Interestingly, among all the immune cell phenotypes, only CD163+ M2-like TAMs demonstrated statistically significant differences in the density and localization between both low- and high-grade tumors from male and female patients. Significantly higher infiltration of CD163+ TAMs was seen in the epithelial compartment of low-grade tumors (p = 0.012) and in both the epithelial and the stromal compartment of high-grade tumors (p = 0.001 and p < 0.001, respectively) from female patients than in those from male patients (Fig. 1D). Density of CD79a+ B cells was not significantly different between sexes; however, CD79a+ B-cell infiltration was higher in the epithelial and stromal compartments (p < 0.001) of high-grade tumors than in those of low-grade tumors from both sexes (Fig. 1E). Importantly, tumors from female patients exhibiting recurrence within 1 yr showed significantly higher density of CD163+ TAMs than those from males (Fig. 1F). With respect to CD79a+ B cells, a trend toward higher infiltration was observed in tumors from female patients who recurred within 1 yr of BCG treatment (Fig. 1F). Spearman correlation analysis showed a moderate positive correlation (r = 0.63; p < 0.0001) between stromal CD79a+ B cells and CD163+ TAMs (Fig. 1G).

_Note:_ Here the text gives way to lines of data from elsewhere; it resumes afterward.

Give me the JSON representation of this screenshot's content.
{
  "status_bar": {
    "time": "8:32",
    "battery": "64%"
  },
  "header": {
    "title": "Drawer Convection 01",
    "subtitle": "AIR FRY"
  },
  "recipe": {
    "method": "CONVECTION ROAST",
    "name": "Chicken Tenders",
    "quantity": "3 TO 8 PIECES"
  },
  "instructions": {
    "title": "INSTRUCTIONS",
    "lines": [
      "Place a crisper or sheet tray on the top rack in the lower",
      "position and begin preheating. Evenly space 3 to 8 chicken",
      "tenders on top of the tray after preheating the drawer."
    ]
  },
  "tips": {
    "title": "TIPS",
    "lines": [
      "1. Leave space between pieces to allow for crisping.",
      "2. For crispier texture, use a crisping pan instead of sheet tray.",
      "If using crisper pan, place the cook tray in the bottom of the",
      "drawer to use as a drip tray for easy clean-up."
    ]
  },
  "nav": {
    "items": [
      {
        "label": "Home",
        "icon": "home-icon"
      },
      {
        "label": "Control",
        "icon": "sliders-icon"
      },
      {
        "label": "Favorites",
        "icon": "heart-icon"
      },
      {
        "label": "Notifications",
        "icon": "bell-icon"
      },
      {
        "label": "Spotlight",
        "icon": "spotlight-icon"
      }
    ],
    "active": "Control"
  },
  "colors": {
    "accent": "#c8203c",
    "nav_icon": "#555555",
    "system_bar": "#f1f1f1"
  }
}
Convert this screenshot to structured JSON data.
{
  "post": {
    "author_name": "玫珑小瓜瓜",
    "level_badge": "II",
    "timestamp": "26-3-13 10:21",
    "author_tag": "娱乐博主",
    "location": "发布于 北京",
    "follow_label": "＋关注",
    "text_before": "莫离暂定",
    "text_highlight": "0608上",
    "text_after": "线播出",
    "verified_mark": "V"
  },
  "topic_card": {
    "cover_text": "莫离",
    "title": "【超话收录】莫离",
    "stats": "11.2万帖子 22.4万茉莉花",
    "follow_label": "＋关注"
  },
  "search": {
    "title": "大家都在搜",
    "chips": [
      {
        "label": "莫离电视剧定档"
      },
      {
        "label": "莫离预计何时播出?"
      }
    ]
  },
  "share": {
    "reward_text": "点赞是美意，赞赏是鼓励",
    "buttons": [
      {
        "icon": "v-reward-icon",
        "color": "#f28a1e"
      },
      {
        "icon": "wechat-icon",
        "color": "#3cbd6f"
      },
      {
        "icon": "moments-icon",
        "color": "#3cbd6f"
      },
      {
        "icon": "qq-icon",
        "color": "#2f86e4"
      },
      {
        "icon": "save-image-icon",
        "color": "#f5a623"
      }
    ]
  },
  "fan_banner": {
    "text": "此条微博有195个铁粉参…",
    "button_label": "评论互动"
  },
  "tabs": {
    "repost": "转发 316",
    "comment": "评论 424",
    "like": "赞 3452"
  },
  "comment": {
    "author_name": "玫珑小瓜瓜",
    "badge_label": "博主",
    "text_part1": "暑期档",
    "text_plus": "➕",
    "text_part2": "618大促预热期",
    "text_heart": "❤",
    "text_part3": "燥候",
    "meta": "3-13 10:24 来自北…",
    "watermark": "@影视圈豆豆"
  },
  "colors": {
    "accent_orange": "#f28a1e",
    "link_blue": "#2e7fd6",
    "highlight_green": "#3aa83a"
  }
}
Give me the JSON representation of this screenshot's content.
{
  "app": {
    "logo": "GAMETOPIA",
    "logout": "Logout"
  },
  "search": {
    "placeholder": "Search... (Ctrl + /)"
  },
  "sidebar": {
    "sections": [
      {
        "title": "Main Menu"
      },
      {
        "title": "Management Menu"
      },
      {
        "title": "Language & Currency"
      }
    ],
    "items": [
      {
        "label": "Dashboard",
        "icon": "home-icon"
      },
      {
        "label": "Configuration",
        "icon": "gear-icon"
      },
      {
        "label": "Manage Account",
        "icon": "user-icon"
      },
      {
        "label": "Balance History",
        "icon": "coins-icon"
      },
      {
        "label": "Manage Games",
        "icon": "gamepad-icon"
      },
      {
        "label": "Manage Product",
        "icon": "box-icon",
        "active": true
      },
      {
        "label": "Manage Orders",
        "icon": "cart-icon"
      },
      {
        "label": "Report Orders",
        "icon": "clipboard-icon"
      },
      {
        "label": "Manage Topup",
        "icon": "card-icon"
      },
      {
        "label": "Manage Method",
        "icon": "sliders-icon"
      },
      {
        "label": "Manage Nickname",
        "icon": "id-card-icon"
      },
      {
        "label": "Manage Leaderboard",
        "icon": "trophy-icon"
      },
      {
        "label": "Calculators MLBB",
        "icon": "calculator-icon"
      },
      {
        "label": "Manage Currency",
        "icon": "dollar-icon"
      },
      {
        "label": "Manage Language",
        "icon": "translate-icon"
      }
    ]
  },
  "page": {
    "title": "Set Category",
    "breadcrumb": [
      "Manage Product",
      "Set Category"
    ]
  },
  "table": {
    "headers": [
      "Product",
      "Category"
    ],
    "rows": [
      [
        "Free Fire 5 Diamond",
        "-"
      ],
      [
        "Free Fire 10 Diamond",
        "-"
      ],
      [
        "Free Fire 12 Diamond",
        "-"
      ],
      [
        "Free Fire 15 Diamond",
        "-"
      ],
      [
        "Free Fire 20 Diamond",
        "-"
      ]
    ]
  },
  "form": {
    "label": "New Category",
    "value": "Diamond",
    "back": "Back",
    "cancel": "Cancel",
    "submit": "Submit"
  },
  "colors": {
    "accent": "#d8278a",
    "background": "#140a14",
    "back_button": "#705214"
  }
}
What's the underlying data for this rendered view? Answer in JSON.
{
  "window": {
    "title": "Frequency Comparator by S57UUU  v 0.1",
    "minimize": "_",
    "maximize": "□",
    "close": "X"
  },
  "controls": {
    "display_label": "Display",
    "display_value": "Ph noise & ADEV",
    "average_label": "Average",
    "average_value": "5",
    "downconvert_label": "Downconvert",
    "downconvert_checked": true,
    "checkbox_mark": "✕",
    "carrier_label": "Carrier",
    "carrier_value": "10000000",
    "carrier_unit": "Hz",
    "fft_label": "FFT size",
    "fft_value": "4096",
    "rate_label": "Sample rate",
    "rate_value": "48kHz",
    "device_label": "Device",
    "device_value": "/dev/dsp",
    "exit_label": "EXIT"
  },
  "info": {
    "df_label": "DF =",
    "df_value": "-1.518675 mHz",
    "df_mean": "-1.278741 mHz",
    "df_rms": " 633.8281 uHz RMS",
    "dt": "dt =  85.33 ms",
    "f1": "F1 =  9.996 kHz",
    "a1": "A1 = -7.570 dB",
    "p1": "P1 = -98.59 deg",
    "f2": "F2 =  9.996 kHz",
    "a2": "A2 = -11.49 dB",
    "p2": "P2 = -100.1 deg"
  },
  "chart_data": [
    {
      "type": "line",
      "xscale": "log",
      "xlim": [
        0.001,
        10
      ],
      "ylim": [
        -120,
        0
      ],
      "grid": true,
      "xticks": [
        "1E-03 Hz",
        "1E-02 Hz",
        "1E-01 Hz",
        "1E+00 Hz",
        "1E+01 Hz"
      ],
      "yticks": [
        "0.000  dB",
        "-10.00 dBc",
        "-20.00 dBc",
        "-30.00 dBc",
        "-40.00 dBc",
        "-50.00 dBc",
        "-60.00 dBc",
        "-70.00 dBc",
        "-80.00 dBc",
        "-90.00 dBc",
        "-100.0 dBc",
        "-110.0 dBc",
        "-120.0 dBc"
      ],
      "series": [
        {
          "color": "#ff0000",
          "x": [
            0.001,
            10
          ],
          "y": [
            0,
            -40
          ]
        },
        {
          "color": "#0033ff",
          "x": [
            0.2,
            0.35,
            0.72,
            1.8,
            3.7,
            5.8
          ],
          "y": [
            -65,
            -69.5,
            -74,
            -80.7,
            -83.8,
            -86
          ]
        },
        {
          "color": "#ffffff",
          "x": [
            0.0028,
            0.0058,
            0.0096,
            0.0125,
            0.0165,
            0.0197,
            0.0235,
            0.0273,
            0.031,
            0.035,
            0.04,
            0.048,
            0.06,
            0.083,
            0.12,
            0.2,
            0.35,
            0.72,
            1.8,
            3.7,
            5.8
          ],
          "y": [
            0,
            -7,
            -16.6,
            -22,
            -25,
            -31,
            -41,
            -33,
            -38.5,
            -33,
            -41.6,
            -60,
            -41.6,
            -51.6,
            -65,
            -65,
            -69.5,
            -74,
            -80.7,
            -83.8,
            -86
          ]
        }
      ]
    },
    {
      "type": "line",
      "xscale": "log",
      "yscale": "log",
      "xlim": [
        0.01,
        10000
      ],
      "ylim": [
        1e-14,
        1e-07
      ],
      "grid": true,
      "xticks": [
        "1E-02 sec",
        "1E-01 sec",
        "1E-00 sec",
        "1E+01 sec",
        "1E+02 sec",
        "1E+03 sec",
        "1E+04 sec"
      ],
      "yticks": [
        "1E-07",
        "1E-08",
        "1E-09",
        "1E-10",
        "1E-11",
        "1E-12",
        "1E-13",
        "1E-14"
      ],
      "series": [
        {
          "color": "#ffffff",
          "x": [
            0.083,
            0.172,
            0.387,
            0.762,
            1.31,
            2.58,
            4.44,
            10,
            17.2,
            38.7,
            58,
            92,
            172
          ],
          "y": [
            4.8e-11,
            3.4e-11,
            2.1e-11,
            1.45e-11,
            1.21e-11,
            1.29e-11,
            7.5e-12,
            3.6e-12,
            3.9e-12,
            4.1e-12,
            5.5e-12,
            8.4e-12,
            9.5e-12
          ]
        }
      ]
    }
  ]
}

PD-L1 protein expression was significantly higher in both the epithelial and the stromal compartment of high-grade tumors than in low-grade tumors (Fig. 1H; p < 0.001). However, apparent sex-associated differences in PD-L1 protein expression (especially in the epithelial compartment) were likely not statistically significant due to the wide variability in the proportion of PD-L1+ cells given its dynamic nature of expression.
A subset analysis of cases was performed in patients who had no evidence of previous intravesical BCG immunotherapy (BCG naïve) by excluding from the entire cohort those patients who had documented BCG prior to specimen collection or for whom that data could not be determined definitively. Trends in infiltration profiles of CD163 and CD79a between grades and between sexes were consistent with those seen in the whole cohort (Supplementary Fig. 2A–C), although in this analysis, expression of PD-L1 protein in the epithelial compartment of low-grade tumors from females was significantly higher than in tumors from males (p = 0.04).
3.4. Regulatory T cells and CD3+CD8– T cells exhibit significant sex differences in density and spatial distribution within the NMIBC TIME
While we observed no sex-associated differences in the density and spatial organization of CD8+ cytotoxic T cells, CD3+CD8– T cells and CD3+CD8-FoxP3+ T regulatory cells were significantly higher in low-grade tumors from female patients than in those from male patients (Supplementary Fig. 3A and B). Such differences were not observed in high-grade tumors.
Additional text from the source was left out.